Tinkie took Marjorie up to her room for a rest, and I peeked around the corner to find Palk backed against the wall in the foyer. Cece swept past him. She wore a tailored suit in muted teal and strappy Manolos. Perched on her head was a wide-brimmed sun hat tha
t cast a shadow over her eyes but revealed her lips, colored a fantastic peach. She carried a briefcase that matched her shoes. Cece was styling.
Thank god Jitty wasn’t around or she would compare me to the fashion goddess and I would never hear the end of it.
“Today is not a good day. New guests are arriving.” Palk sniped at Cece’s heels, and she totally ignored him.
She entered the dining room, her gaze sweeping over the busy staff, including me. There wasn’t a hint that she recognized me. Dang! She was cool as a cucumber.
“Where are Brandy and Sherry?” she asked.
“They’re busy.” Palk tried to regain control of the situation, but it was a lost cause.
“Perhaps they should un-busy. Tell them I’m here for the interview.”
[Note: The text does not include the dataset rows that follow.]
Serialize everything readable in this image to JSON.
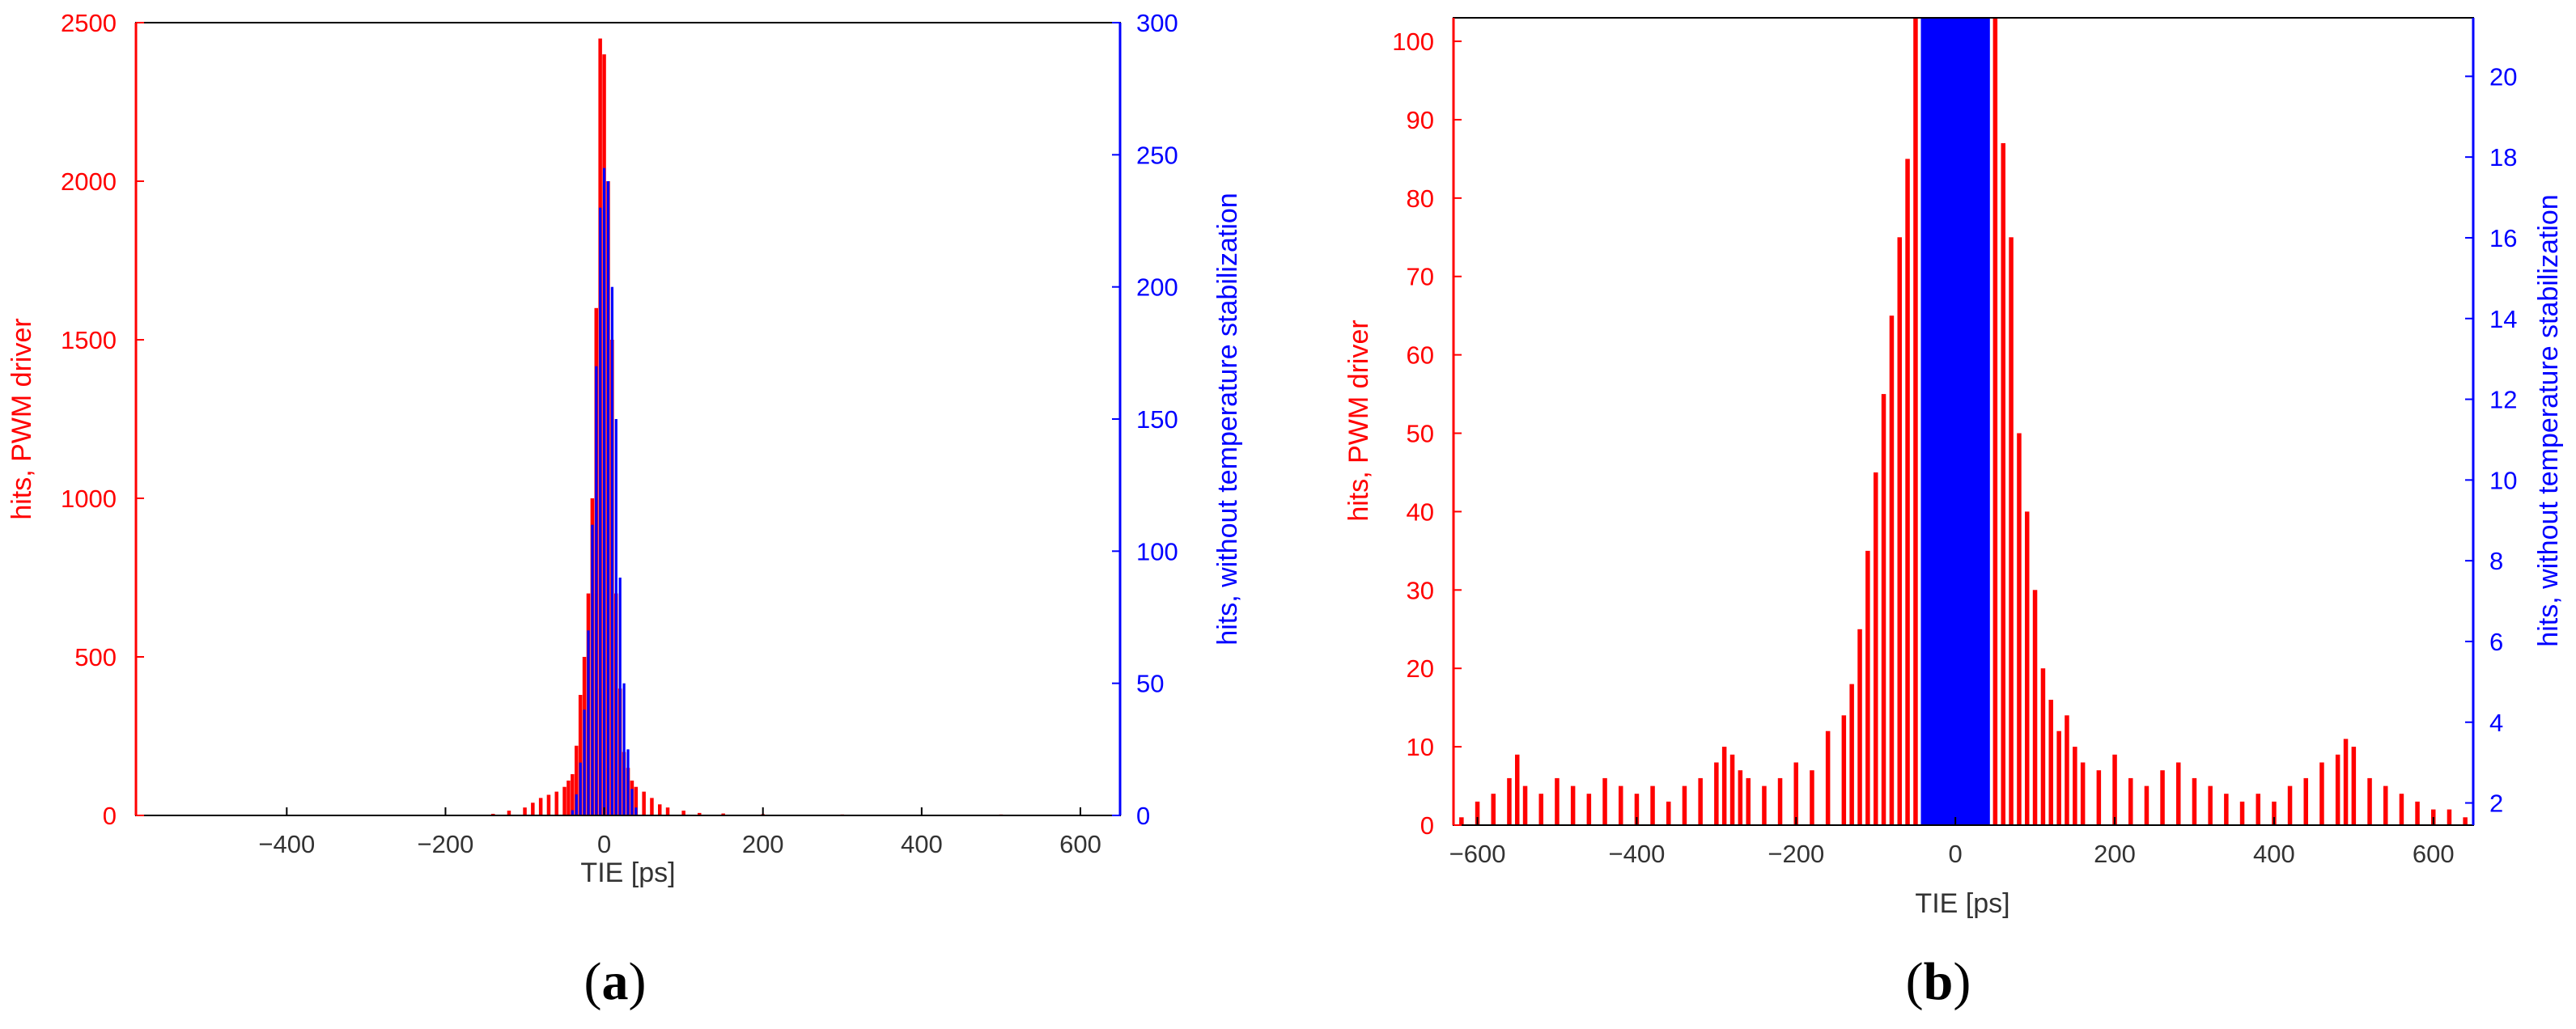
{
  "colors": {
    "left": "#ff0000",
    "right": "#0000ff",
    "axis": "#000000"
  },
  "panels": [
    {
      "label_open": "(",
      "label_letter": "a",
      "label_close": ")"
    },
    {
      "label_open": "(",
      "label_letter": "b",
      "label_close": ")"
    }
  ],
  "chart_data": [
    {
      "type": "bar",
      "xlabel": "TIE [ps]",
      "ylabel_left": "hits, PWM driver",
      "ylabel_right": "hits, without temperature stabilization",
      "xlim": [
        -590,
        650
      ],
      "ylim_left": [
        0,
        2500
      ],
      "ylim_right": [
        0,
        300
      ],
      "xticks": [
        -400,
        -200,
        0,
        200,
        400,
        600
      ],
      "xtick_labels": [
        "−400",
        "−200",
        "0",
        "200",
        "400",
        "600"
      ],
      "yticks_left": [
        0,
        500,
        1000,
        1500,
        2000,
        2500
      ],
      "yticks_right": [
        0,
        50,
        100,
        150,
        200,
        250,
        300
      ],
      "grid": false,
      "series": [
        {
          "name": "hits, PWM driver",
          "axis": "left",
          "x": [
            -140,
            -120,
            -100,
            -90,
            -80,
            -70,
            -60,
            -50,
            -45,
            -40,
            -35,
            -30,
            -25,
            -20,
            -15,
            -10,
            -5,
            0,
            5,
            10,
            15,
            20,
            25,
            30,
            35,
            40,
            50,
            60,
            70,
            80,
            100,
            120,
            150,
            200,
            300,
            500
          ],
          "values": [
            5,
            15,
            25,
            40,
            55,
            65,
            75,
            90,
            110,
            130,
            220,
            380,
            500,
            700,
            1000,
            1600,
            2450,
            2400,
            2000,
            1500,
            700,
            400,
            200,
            150,
            110,
            90,
            75,
            55,
            35,
            25,
            15,
            8,
            6,
            4,
            3,
            3
          ]
        },
        {
          "name": "hits, without temperature stabilization",
          "axis": "right",
          "x": [
            -40,
            -35,
            -30,
            -25,
            -20,
            -15,
            -10,
            -5,
            0,
            5,
            10,
            15,
            20,
            25,
            30,
            35,
            40
          ],
          "values": [
            2,
            8,
            20,
            40,
            70,
            110,
            170,
            230,
            245,
            240,
            200,
            150,
            90,
            50,
            25,
            10,
            3
          ]
        }
      ]
    },
    {
      "type": "bar",
      "xlabel": "TIE [ps]",
      "ylabel_left": "hits, PWM driver",
      "ylabel_right": "hits, without temperature stabilization",
      "xlim": [
        -630,
        650
      ],
      "ylim_left": [
        0,
        103
      ],
      "ylim_right": [
        1.45,
        21.45
      ],
      "xticks": [
        -600,
        -400,
        -200,
        0,
        200,
        400,
        600
      ],
      "xtick_labels": [
        "−600",
        "−400",
        "−200",
        "0",
        "200",
        "400",
        "600"
      ],
      "yticks_left": [
        0,
        10,
        20,
        30,
        40,
        50,
        60,
        70,
        80,
        90,
        100
      ],
      "yticks_right": [
        2,
        4,
        6,
        8,
        10,
        12,
        14,
        16,
        18,
        20
      ],
      "grid": false,
      "series": [
        {
          "name": "hits, PWM driver",
          "axis": "left",
          "x": [
            -620,
            -600,
            -580,
            -560,
            -550,
            -540,
            -520,
            -500,
            -480,
            -460,
            -440,
            -420,
            -400,
            -380,
            -360,
            -340,
            -320,
            -300,
            -290,
            -280,
            -270,
            -260,
            -240,
            -220,
            -200,
            -180,
            -160,
            -140,
            -130,
            -120,
            -110,
            -100,
            -90,
            -80,
            -70,
            -60,
            -50,
            -40,
            -30,
            -20,
            -10,
            0,
            10,
            20,
            30,
            40,
            50,
            60,
            70,
            80,
            90,
            100,
            110,
            120,
            130,
            140,
            150,
            160,
            180,
            200,
            220,
            240,
            260,
            280,
            300,
            320,
            340,
            360,
            380,
            400,
            420,
            440,
            460,
            480,
            490,
            500,
            520,
            540,
            560,
            580,
            600,
            620,
            640
          ],
          "values": [
            1,
            3,
            4,
            6,
            9,
            5,
            4,
            6,
            5,
            4,
            6,
            5,
            4,
            5,
            3,
            5,
            6,
            8,
            10,
            9,
            7,
            6,
            5,
            6,
            8,
            7,
            12,
            14,
            18,
            25,
            35,
            45,
            55,
            65,
            75,
            85,
            103,
            103,
            103,
            103,
            103,
            103,
            103,
            103,
            103,
            103,
            103,
            87,
            75,
            50,
            40,
            30,
            20,
            16,
            12,
            14,
            10,
            8,
            7,
            9,
            6,
            5,
            7,
            8,
            6,
            5,
            4,
            3,
            4,
            3,
            5,
            6,
            8,
            9,
            11,
            10,
            6,
            5,
            4,
            3,
            2,
            2,
            1
          ]
        },
        {
          "name": "hits, without temperature stabilization",
          "axis": "right",
          "x": [
            -40,
            -35,
            -30,
            -25,
            -20,
            -15,
            -10,
            -5,
            0,
            5,
            10,
            15,
            20,
            25,
            30,
            35,
            40
          ],
          "values": [
            21.45,
            21.45,
            21.45,
            21.45,
            21.45,
            21.45,
            21.45,
            21.45,
            21.45,
            21.45,
            21.45,
            21.45,
            21.45,
            21.45,
            21.45,
            21.45,
            21.45
          ]
        }
      ]
    }
  ]
}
“Madam, you can’t barge in here demanding an interview and think people will give way to you. The Westins are very busy. I’ll be happy to make an appointment for you in the future.”
Cece pointed to her watch. “I have an appointment. Sherry Westin has agreed to an interview. I drove nearly an hour to get here. I’m not coming back. I’ll be happy to go to press with what I find with a little digging.” She lifted her chin. “Such as the fact they ran a brothel in New Orleans.”
Palk blanched. “Please come with me to the parlor. You can wait there while I find Ms. Brandy.”
“Find Sherry. If she’s about to communicate with the dead, I have a few questions for my grandfather. He was one of the meanest men to ever walk the face of the earth and I’ve always wanted to know why he was such a bastard.”
“I’ll get you some refreshments.” Palk was all conciliatory. He led Cece toward the front parlor.
Somehow, I had to eavesdrop on this interview, but if Palk caught me, I’d be neck-deep in hot water. I hid behind the parlor door as Palk settled Cece into a beautiful Victorian chair. Spying on them through a crack in the door, I had to admit that Cece looked like a queen.
“I’ll have a maid bring you some iced tea, and I’ll find Mrs. Westin,” Palk said. Before he could finish his sentence, the doorbell rang again.